Nesse sentido, a interrogação “Que pode
(...)?” na verdade é retórica, funcionando como uma afirmação categórica, que indica
um eu resignado que compreende as características inevitáveis do amor. Essa
construção frasal equivaleria a “Não resta nada a não ser...”: “Não resta nada
a uma criatura a não ser amar”, “Não resta nada ao ser amoroso, sozinho, em
rotação universal, senão amar”.
Adota-se,
portanto, uma visão que se avizinha da negatividade, ou da falta de colorido da
existência. Torna-se coerente, portanto, o aparecimento de expressões em “Amar”

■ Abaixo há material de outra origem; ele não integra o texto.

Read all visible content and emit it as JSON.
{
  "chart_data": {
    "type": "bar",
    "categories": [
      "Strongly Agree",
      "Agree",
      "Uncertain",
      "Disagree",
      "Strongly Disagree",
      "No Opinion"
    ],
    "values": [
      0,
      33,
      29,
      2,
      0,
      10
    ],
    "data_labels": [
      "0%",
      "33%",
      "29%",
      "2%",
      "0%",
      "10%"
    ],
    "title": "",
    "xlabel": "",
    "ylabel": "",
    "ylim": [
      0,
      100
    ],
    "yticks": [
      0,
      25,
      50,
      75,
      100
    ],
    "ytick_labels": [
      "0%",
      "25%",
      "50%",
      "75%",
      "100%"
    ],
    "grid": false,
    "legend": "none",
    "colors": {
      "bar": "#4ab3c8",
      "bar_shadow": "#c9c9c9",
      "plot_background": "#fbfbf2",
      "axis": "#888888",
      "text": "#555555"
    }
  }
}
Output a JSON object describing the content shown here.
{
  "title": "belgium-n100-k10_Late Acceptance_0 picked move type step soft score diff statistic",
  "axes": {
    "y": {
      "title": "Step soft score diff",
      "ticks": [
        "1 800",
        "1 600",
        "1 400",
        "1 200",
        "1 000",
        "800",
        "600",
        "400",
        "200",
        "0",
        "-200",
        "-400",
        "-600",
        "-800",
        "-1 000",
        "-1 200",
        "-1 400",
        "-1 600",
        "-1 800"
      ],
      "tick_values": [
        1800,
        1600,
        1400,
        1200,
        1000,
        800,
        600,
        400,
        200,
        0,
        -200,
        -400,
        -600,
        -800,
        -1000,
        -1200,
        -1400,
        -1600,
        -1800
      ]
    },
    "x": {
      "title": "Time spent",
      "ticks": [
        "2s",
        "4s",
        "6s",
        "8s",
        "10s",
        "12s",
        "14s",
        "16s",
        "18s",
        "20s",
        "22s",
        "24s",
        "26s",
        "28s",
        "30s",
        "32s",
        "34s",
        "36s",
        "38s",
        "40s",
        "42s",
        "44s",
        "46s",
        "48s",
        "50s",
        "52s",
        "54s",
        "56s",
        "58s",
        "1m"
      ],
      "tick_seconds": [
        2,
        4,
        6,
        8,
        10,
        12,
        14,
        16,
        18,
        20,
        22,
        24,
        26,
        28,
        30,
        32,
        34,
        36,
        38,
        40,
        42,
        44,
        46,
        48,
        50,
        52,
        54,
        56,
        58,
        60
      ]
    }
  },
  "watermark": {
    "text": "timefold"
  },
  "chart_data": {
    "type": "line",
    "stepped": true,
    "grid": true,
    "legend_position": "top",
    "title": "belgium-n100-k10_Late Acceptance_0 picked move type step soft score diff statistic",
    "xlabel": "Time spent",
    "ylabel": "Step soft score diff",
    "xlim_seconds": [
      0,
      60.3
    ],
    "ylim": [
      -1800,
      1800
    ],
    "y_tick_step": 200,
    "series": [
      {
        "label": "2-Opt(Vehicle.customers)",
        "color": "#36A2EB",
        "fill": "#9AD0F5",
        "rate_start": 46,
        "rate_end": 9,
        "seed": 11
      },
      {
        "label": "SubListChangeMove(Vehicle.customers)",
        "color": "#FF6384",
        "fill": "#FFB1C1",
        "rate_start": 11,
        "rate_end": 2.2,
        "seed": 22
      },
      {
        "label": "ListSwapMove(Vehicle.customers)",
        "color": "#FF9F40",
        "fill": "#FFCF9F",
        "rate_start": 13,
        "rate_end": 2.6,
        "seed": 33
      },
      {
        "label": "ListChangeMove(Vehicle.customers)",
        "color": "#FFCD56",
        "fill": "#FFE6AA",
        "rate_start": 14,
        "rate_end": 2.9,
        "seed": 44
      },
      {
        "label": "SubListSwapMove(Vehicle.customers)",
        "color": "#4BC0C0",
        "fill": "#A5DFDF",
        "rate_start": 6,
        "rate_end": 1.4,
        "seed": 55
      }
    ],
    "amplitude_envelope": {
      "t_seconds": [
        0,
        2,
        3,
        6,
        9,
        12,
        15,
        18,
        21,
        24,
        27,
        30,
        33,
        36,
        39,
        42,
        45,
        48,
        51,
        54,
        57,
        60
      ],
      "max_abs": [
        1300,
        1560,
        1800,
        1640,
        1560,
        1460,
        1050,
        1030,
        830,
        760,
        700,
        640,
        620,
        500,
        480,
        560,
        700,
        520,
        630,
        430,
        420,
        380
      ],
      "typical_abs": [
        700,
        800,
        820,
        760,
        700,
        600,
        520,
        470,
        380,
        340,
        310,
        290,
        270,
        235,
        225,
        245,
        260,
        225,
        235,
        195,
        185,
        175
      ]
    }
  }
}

como “deserto”, “inóspito”, “áspero”, “vaso sem flor”, “peito inerte”, “ave de
rapina”, “coisas pérfidas ou nulas”, “ingratidão”, “concha vazia”, “procura
medrosa”, “amar a (...) falta (...) de amor”, “secura”, entre outras.
Esse pessimismo, ao contrário do que o
senso comum interpretaria, não equivale a desistência da vida. Basta notar a declaração
“este o nosso destino” para se recusar a hipótese de que o poeta se tenha
tornado inerte. Na verdade, percebe-se aqui uma postura assumida em Claro Enigma: a aceitação do caráter
negativo irrevogável e inerente ao ser humano. Atitude de poeta amadurecido que
não deve ser confundida com passividade, indolência ou alienação. É a compreensão
de que, por mais sombria que a perspectiva existencial possa parecer, ela nos
pertence e é nosso papel continuar na luta.
Eu me emociono com o poema. Será que estou velho aos 30?
ResponderExcluirAlguns são privilegiados: amadurecem rápido.
ExcluirLembro-me de um conto de Machado de Assis, "A Cartomante". Nele, o narrador nos informa que há pessoas que ganham sabedoria com a experiência de vida e outras, privilegiadas, já nascem com ela. Acho que você pertence ao segundo grupo.